Quant à Eni, le mastodonte italien du gaz, il a presque jeté l’éponge. Après avoir usé et abusé de méthodes de vente bien peu orthodoxes et même illégales pour engranger un maximum de clients, il se contente désormais de proposer son offre Webeo, à un prix tellement prohibitif qu’il faudrait être fou pour y souscrire. Du côté d’Iberdrola, pourtant producteur d’électricité en Espagne, c’est carrément le double jeu. Il a transmis d’un côté des grilles tarifaires au Médiateur national de l’énergie, en facturant de l’autre ses clients à des prix beaucoup plus élevés !
Grand ménage
Si de petits fournisseurs tentent de tenir, c’est aussi aux dépens de leurs clients, en les assommant à coups de très fortes augmentations. C’est le cas, entre autres, d’Ekwateur, de Mint Énergie, de Planète Oui, de Dyneff, et la liste est loin d’être exhaustive. Ceux qui résistent encore à ce jour pourraient leur emboîter le pas d’ici peu. L’automne 2021 n’a pas fini de faire le ménage sur les marchés du gaz et de l’électricité…
En ces temps d’explosion des prix sur les marchés de gros, seuls ceux qui ont signé des contrats de long terme pour leur approvisionnement ou, surtout, les gros producteurs d’énergie, peuvent résister. C’est exactement ce qui se passe en France avec EDF, qui bénéficie du parc nucléaire historique du pays, ou avec Total Énergies (nouveau nom du groupe Total), l’un des plus gros producteurs de gaz au monde, qui profite à plein de la hausse des prix. Pour Engie, 1er opérateur gazier en Europe, c’est plus compliqué. S’il a de grosses capacités de transport et de stockage de gaz, il n’en produit pas.
Nos conseils
- Si vous êtes en offre à prix fixe, restez-y. Seule exception, un prix nettement surfacturé. Vérifiez-le sur notre comparateur de gaz ou d’électricité.

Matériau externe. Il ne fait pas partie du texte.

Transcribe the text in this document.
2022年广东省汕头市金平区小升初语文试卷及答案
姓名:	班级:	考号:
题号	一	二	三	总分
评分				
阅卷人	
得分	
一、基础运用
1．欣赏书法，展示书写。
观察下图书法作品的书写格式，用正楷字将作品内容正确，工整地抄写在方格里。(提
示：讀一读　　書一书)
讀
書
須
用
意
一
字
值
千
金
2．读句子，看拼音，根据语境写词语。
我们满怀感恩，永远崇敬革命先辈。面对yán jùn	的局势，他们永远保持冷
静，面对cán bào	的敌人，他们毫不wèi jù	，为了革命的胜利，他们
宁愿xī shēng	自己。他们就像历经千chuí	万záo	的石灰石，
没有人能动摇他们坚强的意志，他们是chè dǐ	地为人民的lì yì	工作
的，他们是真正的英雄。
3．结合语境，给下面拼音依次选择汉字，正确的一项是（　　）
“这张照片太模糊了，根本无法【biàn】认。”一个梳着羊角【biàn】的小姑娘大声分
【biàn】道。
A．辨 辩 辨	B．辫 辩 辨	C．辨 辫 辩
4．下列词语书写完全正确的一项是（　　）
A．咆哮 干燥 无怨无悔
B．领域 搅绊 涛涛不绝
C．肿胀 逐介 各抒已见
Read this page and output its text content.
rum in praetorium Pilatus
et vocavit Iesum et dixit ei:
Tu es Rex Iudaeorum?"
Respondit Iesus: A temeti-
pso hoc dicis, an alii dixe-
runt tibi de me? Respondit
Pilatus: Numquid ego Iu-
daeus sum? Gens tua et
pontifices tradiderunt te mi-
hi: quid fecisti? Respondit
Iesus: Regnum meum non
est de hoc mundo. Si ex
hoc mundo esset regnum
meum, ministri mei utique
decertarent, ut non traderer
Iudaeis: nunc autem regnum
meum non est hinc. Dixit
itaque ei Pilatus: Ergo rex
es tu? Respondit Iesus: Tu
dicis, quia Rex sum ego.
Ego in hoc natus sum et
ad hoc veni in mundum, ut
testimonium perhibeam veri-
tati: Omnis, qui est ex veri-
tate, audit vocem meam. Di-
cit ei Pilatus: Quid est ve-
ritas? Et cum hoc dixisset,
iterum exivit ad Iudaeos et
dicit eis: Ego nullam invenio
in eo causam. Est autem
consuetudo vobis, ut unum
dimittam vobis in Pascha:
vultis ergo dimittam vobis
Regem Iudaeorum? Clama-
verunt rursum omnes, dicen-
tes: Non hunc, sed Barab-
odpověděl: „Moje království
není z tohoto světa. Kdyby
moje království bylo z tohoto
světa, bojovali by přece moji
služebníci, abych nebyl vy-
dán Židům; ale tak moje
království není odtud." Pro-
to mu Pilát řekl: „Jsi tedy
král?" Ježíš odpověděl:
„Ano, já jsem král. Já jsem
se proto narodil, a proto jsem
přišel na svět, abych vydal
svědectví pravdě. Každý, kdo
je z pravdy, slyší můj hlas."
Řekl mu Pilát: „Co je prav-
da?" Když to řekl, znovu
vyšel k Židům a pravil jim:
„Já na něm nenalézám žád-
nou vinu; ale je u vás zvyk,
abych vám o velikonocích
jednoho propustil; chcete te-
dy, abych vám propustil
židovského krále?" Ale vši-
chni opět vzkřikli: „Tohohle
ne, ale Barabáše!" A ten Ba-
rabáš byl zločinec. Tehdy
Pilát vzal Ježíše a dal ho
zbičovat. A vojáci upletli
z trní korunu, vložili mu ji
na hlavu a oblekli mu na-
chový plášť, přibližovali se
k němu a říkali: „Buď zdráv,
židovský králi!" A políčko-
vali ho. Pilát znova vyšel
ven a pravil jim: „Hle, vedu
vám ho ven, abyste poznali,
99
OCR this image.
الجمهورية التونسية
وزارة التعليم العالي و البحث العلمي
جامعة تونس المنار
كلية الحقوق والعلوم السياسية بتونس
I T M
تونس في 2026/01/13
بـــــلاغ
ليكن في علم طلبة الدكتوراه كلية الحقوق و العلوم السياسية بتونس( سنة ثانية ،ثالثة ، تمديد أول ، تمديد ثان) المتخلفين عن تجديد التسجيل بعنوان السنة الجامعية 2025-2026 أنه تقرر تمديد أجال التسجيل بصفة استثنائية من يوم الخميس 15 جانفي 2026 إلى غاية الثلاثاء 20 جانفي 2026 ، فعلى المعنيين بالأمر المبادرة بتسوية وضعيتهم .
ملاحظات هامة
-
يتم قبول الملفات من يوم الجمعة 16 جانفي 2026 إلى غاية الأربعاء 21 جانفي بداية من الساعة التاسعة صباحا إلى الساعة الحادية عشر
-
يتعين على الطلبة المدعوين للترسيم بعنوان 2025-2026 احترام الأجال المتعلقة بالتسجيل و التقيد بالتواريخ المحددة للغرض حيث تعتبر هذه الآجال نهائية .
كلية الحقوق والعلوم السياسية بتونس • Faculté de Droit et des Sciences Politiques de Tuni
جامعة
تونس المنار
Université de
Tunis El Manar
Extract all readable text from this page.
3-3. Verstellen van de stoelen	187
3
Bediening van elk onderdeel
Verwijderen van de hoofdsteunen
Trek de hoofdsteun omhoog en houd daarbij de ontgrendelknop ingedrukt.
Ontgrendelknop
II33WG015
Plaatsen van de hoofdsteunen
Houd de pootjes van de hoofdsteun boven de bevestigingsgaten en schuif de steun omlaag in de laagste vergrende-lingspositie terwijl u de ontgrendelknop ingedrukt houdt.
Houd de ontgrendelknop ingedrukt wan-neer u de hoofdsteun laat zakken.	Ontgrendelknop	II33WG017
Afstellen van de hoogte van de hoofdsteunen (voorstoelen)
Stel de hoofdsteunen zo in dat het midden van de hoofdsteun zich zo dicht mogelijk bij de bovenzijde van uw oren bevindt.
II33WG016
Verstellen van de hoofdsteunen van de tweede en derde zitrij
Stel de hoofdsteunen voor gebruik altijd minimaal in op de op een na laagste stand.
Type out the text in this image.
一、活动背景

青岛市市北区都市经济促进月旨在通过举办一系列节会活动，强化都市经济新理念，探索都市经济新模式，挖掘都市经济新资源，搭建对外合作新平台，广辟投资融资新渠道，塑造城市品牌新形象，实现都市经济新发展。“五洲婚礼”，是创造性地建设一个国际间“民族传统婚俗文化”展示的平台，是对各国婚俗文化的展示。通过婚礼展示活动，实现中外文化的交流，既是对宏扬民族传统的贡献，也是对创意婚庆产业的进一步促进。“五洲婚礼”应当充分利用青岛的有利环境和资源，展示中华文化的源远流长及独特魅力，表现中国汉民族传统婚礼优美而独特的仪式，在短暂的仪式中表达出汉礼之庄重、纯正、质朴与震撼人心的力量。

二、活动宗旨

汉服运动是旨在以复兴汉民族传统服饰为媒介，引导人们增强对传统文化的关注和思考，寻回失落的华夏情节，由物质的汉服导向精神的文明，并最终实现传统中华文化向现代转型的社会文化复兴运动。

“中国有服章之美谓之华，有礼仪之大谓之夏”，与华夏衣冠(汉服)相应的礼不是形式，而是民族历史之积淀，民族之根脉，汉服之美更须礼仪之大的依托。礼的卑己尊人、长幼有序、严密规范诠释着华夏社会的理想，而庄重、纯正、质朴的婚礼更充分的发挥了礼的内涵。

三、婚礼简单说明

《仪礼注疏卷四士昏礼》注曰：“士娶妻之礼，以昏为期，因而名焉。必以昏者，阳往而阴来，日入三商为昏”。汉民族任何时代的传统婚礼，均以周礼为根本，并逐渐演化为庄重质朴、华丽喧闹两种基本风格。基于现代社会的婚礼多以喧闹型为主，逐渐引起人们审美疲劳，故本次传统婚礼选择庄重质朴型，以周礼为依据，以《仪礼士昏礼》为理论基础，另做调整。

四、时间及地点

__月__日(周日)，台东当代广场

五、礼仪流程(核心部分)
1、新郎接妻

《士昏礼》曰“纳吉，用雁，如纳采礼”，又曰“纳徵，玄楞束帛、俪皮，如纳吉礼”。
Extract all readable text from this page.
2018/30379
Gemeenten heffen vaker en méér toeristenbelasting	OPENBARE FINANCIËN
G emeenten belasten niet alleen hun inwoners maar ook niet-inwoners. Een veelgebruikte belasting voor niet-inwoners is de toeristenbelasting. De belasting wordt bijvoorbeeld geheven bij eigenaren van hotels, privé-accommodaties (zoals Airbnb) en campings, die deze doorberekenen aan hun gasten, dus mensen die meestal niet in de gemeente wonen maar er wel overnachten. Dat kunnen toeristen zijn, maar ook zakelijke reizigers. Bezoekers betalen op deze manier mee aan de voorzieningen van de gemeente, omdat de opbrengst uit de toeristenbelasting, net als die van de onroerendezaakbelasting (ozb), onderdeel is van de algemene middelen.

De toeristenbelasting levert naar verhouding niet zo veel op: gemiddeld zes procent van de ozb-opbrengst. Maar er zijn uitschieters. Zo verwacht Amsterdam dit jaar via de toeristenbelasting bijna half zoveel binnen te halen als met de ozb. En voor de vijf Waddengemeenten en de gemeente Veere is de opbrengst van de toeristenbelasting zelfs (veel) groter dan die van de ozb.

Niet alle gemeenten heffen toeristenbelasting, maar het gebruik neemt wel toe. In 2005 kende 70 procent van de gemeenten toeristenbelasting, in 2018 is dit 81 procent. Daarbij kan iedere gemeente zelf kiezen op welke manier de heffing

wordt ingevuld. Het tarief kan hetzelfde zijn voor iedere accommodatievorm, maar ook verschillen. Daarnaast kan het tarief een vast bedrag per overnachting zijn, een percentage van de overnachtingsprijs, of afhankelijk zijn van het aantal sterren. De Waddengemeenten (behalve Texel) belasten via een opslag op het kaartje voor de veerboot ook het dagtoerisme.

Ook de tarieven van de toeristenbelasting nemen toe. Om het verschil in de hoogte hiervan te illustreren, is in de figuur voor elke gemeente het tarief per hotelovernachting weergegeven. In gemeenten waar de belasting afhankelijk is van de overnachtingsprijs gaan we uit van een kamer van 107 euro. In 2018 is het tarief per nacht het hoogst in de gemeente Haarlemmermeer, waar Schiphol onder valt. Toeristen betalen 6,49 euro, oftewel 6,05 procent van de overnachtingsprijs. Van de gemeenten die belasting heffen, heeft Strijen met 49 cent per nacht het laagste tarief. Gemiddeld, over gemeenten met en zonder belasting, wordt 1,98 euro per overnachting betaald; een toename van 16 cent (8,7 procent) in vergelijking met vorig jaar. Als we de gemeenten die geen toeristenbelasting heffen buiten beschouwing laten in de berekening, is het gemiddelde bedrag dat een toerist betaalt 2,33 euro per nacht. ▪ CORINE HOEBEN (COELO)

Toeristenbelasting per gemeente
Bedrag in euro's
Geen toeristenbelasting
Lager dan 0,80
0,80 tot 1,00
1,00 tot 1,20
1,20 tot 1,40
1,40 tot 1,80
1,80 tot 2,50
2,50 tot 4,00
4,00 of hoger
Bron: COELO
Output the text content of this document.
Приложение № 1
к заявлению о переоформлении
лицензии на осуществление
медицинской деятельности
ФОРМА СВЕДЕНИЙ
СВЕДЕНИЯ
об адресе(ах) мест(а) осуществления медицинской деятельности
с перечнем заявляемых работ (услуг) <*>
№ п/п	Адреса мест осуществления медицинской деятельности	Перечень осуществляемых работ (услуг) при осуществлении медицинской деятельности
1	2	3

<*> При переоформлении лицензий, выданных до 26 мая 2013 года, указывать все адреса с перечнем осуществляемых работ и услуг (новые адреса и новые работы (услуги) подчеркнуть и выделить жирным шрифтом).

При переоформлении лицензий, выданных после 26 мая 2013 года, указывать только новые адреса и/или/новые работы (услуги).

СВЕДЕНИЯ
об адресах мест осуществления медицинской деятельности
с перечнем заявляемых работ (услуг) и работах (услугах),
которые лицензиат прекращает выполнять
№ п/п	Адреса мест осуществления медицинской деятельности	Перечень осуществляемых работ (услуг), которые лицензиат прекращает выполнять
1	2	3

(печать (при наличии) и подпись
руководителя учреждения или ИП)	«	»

- Si vous êtes en prix indexé, vérifiez qu’il est toujours inférieur au tarif réglementé.
Si votre contrat arrive à échéance ou si votre tarif est trop élevé :
- Revenez au tarif réglementé d’EDF en électricité.
- Optez pour l’offre classique Tarif gaz de Total Énergies (kWh hors taxes à -5 % par rapport au tarif réglementé en prix indexé).
Et si votre fournisseur de gaz ou d’électricité fait faillite ?
En théorie tout va bien, la loi a prévu un fournisseur de secours, les décrets d’application sont même sortis. Le hic, c’est qu’aucun appel d’offres n’a encore été lancé par la Commission de régulation de l’énergie (CRE) pour le désigner. Ceci dit, les gestionnaires de réseau, Enedis pour l’électricité, GRDF pour le gaz, continueraient à approvisionner les consommateurs dans un premier temps. Dans un second, les pouvoirs publics devraient faire le nécessaire pour éviter les coupures.
Une nouvelle régulation s’impose
Concernant l’électricité, l’UFC-Que Choisir dénonce depuis de nombreuses années l’absence de régulation permettant un fonctionnement du marché profitable aux consommateurs et appelle à un relèvement du plafond de l’Arenh (dispositif qui permet aux fournisseurs alternatifs d’acheter s’ils le souhaitent, à un prix régulé, de l’électricité produite par les centrales nucléaires d’EDF) empêchant la spirale inflationniste des prix.